OPM, PNP in public spat over happenings at NIDS town hall meeting

A town hall meeting last week in which Prime Minister Andrew Holness sought to explain how Jamaicans will benefit from the National Identification System (NIDS), has turned into a verbal spat between the Opposition People’s National Party (PNP) and the Office of the Prime Minister (OPM).

The PNP is now accusing the OPM of attempting to censor free speech and tampering with the social media sites of individuals.

The accusation followed a statement from the OPM on Friday in which it sought to discredit what it said suggested was a spliced video that was being circulated on social media about the Live Youth Forum which involved an interaction between the prime minister and a member of the audience. In the prime minister appeared to be angry in his response to a question.

In the OPM statement, the prime minister’s Press Secretary, Naomi Francis, cited the video as an attempt to mislead Jamaicans and bring the OPM into disrepute.

Francis claimed the video was doctored in a manner that did not reflect the tone and essence of the conversation and debate that took place.

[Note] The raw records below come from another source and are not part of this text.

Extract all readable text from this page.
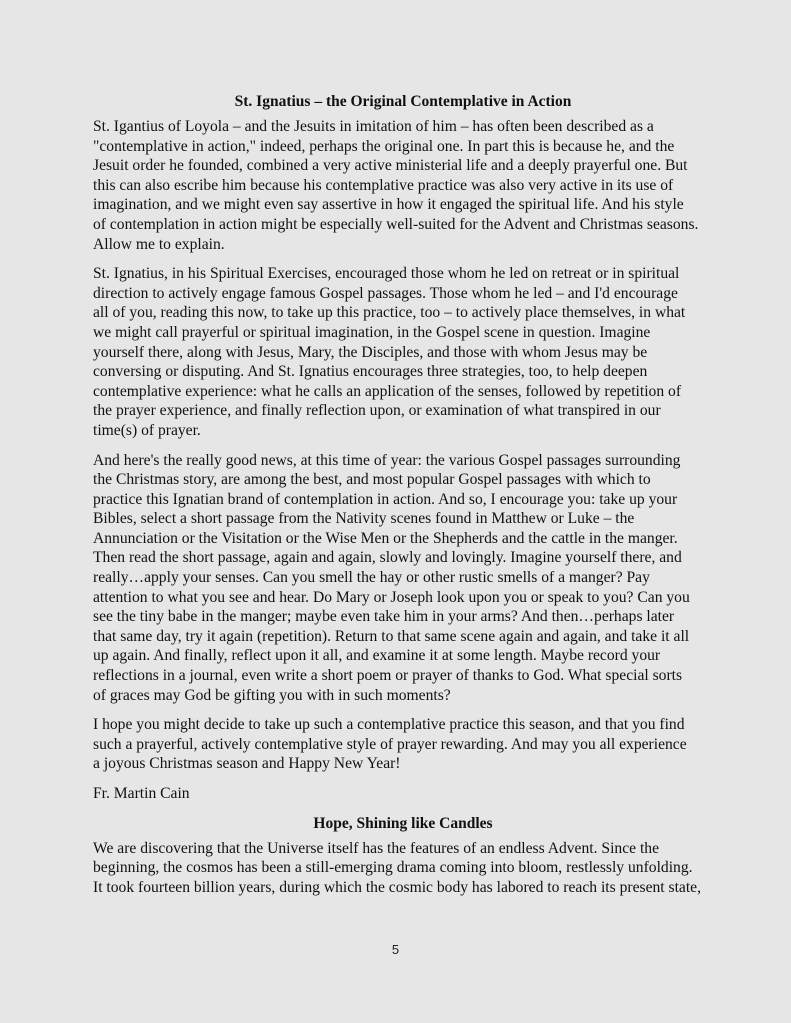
St. Ignatius – the Original Contemplative in Action
St. Igantius of Loyola – and the Jesuits in imitation of him – has often been described as a
"contemplative in action," indeed, perhaps the original one. In part this is because he, and the
Jesuit order he founded, combined a very active ministerial life and a deeply prayerful one. But
this can also escribe him because his contemplative practice was also very active in its use of
imagination, and we might even say assertive in how it engaged the spiritual life. And his style
of contemplation in action might be especially well-suited for the Advent and Christmas seasons.
Allow me to explain.
St. Ignatius, in his Spiritual Exercises, encouraged those whom he led on retreat or in spiritual
direction to actively engage famous Gospel passages. Those whom he led – and I'd encourage
all of you, reading this now, to take up this practice, too – to actively place themselves, in what
we might call prayerful or spiritual imagination, in the Gospel scene in question. Imagine
yourself there, along with Jesus, Mary, the Disciples, and those with whom Jesus may be
conversing or disputing. And St. Ignatius encourages three strategies, too, to help deepen
contemplative experience: what he calls an application of the senses, followed by repetition of
the prayer experience, and finally reflection upon, or examination of what transpired in our
time(s) of prayer.
And here's the really good news, at this time of year: the various Gospel passages surrounding
the Christmas story, are among the best, and most popular Gospel passages with which to
practice this Ignatian brand of contemplation in action. And so, I encourage you: take up your
Bibles, select a short passage from the Nativity scenes found in Matthew or Luke – the
Annunciation or the Visitation or the Wise Men or the Shepherds and the cattle in the manger.
Then read the short passage, again and again, slowly and lovingly. Imagine yourself there, and
really…apply your senses. Can you smell the hay or other rustic smells of a manger? Pay
attention to what you see and hear. Do Mary or Joseph look upon you or speak to you? Can you
see the tiny babe in the manger; maybe even take him in your arms? And then…perhaps later
that same day, try it again (repetition). Return to that same scene again and again, and take it all
up again. And finally, reflect upon it all, and examine it at some length. Maybe record your
reflections in a journal, even write a short poem or prayer of thanks to God. What special sorts
of graces may God be gifting you with in such moments?
I hope you might decide to take up such a contemplative practice this season, and that you find
such a prayerful, actively contemplative style of prayer rewarding. And may you all experience
a joyous Christmas season and Happy New Year!
Fr. Martin Cain
Hope, Shining like Candles
We are discovering that the Universe itself has the features of an endless Advent. Since the
beginning, the cosmos has been a still-emerging drama coming into bloom, restlessly unfolding.
It took fourteen billion years, during which the cosmic body has labored to reach its present state,
5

She said the Prime Minister had always been respectful of all views, and he welcomes discussion on all issues, including NIDS.

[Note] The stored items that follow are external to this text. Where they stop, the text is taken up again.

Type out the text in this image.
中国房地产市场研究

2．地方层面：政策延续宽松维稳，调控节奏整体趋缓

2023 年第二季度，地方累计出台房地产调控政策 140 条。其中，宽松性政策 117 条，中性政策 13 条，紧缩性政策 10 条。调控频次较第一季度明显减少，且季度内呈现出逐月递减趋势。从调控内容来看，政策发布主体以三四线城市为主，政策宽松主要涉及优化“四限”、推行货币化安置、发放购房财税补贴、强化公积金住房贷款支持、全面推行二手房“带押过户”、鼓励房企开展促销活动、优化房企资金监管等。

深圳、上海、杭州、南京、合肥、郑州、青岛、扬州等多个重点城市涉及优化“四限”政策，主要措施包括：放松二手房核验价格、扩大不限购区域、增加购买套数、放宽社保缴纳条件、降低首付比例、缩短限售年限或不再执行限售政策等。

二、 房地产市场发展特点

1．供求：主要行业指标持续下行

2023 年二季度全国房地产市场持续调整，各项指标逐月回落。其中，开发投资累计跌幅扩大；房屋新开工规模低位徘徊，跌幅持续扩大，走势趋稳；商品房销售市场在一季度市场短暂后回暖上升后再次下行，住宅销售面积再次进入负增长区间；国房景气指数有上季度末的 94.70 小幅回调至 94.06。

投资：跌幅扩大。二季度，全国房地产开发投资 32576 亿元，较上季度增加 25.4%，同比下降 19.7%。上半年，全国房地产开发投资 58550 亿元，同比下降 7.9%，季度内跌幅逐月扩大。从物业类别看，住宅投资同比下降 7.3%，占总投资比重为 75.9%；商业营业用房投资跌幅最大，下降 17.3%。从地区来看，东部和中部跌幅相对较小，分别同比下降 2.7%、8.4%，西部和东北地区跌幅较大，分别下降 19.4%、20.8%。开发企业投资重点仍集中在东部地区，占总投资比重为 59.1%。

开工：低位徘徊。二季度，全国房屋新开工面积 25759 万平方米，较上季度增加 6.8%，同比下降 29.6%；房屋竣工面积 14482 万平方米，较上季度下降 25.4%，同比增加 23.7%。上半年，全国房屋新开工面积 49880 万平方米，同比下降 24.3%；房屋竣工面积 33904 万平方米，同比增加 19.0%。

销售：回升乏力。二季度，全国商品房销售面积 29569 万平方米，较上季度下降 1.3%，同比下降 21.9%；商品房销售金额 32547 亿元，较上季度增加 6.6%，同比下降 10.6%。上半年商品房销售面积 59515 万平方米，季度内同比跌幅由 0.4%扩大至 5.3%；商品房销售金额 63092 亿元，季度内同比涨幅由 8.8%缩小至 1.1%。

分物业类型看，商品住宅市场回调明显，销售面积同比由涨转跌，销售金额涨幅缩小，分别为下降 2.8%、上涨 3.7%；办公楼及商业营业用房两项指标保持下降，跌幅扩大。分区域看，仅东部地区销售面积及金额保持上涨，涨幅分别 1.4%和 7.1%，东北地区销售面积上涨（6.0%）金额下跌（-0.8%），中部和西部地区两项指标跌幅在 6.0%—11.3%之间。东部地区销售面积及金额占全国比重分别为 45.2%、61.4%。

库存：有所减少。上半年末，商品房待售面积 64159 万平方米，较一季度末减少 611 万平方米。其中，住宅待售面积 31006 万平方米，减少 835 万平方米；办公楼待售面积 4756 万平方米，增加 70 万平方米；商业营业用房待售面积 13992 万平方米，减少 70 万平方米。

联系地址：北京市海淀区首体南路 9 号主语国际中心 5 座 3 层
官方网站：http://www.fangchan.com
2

Francis said well-thinking Jamaicans should get the facts for themselves and not be misled.

However, on Tuesday, the PNP weighed in on the matter, disputing the version of events as given by the OPM, and accusing it of censorship.

Describing the situation as being of “grave concern”, the PNP said it has noted that contents on several social media accounts have been removed at the request of the OPM. It said in instances, the pages of the individuals have been completely shut down by the supporting networks.

According to the PNP, the removal of the social media accounts comes on the heels of the OPM accusing the owners of copyright infringements relating to a public town hall meeting involving Prime Minister Holness, where it has been alleged that the footage from the town hall was ‘spliced’.

The PNP said the claim related to a video exchange, made in the public space, about an issue of public interest, but which was considered unflattering to the prime minister in the manner he responded to the questions from the attendee.

“The controversial content, targeted by the OPM, is the video of the recent town hall, which shows PM Holness appearing to be visibly angry and in the opinion of many persons, verbally abusive to a young man who asked about the National Identification Registration System Bill and suggested that it be placed before a Joint Select Committee of Parliament,” the PNP said.

The PNP said the video was not edited, hence it carried a direct reflection of the PM’s delivery on the occasion.